In its own right HTC garnered much kudos for its HTC TouchPro 2. Based on Windows Mobile, a major overhaul of which was announced at the show, it doesn’t fall into the trap of trying to ape the iPhone interface but instead innovates in new directions such as switching a call to speakerphone simply by flipping the handset over.

HTC, a Taiwanese firm, is a perfect example of the increasing importance of Asia to the telecoms industry. Asia has always played a big role in telecoms manufacturing, but Asian firms are now emerging as major players in their own right. China and other big Asian markets are also investing in so-called 4G (fourth generation) technology based on Long Term Evolution (LTE), while their European counterparts are still holding off on spending.

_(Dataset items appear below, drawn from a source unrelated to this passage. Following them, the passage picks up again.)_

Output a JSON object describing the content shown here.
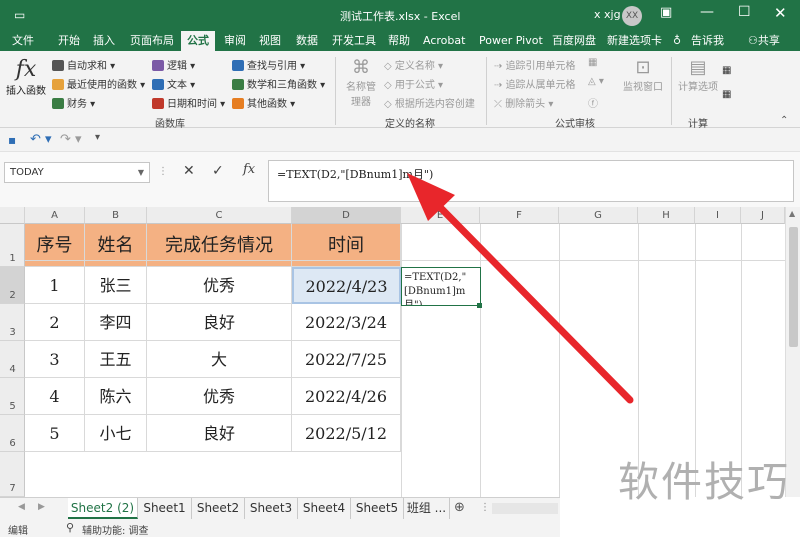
{
  "titlebar": {
    "title": "测试工作表.xlsx - Excel",
    "user": "x xjg",
    "avatar": "XX"
  },
  "menu": [
    "文件",
    "开始",
    "插入",
    "页面布局",
    "公式",
    "审阅",
    "视图",
    "数据",
    "开发工具",
    "帮助",
    "Acrobat",
    "Power Pivot",
    "百度网盘",
    "新建选项卡",
    "告诉我",
    "共享"
  ],
  "ribbon": {
    "insert_function": "插入函数",
    "lib_col1": [
      "自动求和",
      "最近使用的函数",
      "财务"
    ],
    "lib_col2": [
      "逻辑",
      "文本",
      "日期和时间"
    ],
    "lib_col3": [
      "查找与引用",
      "数学和三角函数",
      "其他函数"
    ],
    "lib_group": "函数库",
    "name_manager": "名称管理器",
    "names": [
      "定义名称",
      "用于公式",
      "根据所选内容创建"
    ],
    "names_group": "定义的名称",
    "audit_col1": [
      "追踪引用单元格",
      "追踪从属单元格",
      "删除箭头"
    ],
    "audit_group": "公式审核",
    "watch": "监视窗口",
    "calc_options": "计算选项",
    "calc_group": "计算"
  },
  "formula_bar": {
    "name_box": "TODAY",
    "fx": "fx",
    "formula": "=TEXT(D2,\"[DBnum1]m月\")"
  },
  "columns": [
    "A",
    "B",
    "C",
    "D",
    "E",
    "F",
    "G",
    "H",
    "I",
    "J"
  ],
  "rows": [
    "1",
    "2",
    "3",
    "4",
    "5",
    "6",
    "7"
  ],
  "table": {
    "headers": [
      "序号",
      "姓名",
      "完成任务情况",
      "时间"
    ],
    "rows": [
      [
        "1",
        "张三",
        "优秀",
        "2022/4/23"
      ],
      [
        "2",
        "李四",
        "良好",
        "2022/3/24"
      ],
      [
        "3",
        "王五",
        "大",
        "2022/7/25"
      ],
      [
        "4",
        "陈六",
        "优秀",
        "2022/4/26"
      ],
      [
        "5",
        "小七",
        "良好",
        "2022/5/12"
      ]
    ]
  },
  "editing_cell": "=TEXT(D2,\"[DBnum1]m月\")",
  "sheets": [
    "Sheet2 (2)",
    "Sheet1",
    "Sheet2",
    "Sheet3",
    "Sheet4",
    "Sheet5",
    "班组 ..."
  ],
  "status": {
    "mode": "编辑",
    "accessibility": "辅助功能: 调查"
  },
  "watermark": "软件技巧",
  "colors": {
    "excel_green": "#217346",
    "header_fill": "#f4b183",
    "arrow": "#e8262b"
  }
}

The Irish, as usual, punched above their weight in Barcelona. Denis O’Brien’s Digicel was lauded by conference organisers the GSM Association (GSMA) for its commitment to using renewable power sources. In an initiative part-funded by the GSMA, its network in Vanuatu has 25 base stations powered by wind and solar energy, while this summer it will launch the world’s first low-cost solar-powered mobile phone, the Coral-200-Solar. Manufactured by Chinese firm ZTE, it was designed by Dutch start-up Intivation, whose executive chairman is Prof Donald Fitzmaurice, a seasoned entrepreneur who is professor of nanochemistry at University College Dublin.

Smaller players also managed to grab global attention. Mobile video processor maker Movidia was mentioned in the same breath as Nokia in a Reuters report, while Dial2Do featured in a video report by the Financial Times personal technology correspondent on interesting handset peripherals.

But it is NewBay – the growing Dublin firm which allows operators to offer social networking and other new services – which will probably be most pleased with its investment in attending the show. NewBay won a Global Mobile Award for its LifeCache Social Networking product, which integrates with social networking sites such as Facebook, MySpace, YouTube, Bebo and Flickr.

“It’s confirmation and acknowledgement from the GSMA that we have an awesome product,” said the firm’s chief marketing officer Nagappan Arunachalam the day after the award ceremony.

He noted that major technology players such as HP and IBM were competing in the same category. Successfully competing against firms with combined histories of hundreds of years is not a bad result for an Irish firm only in business since late 2002.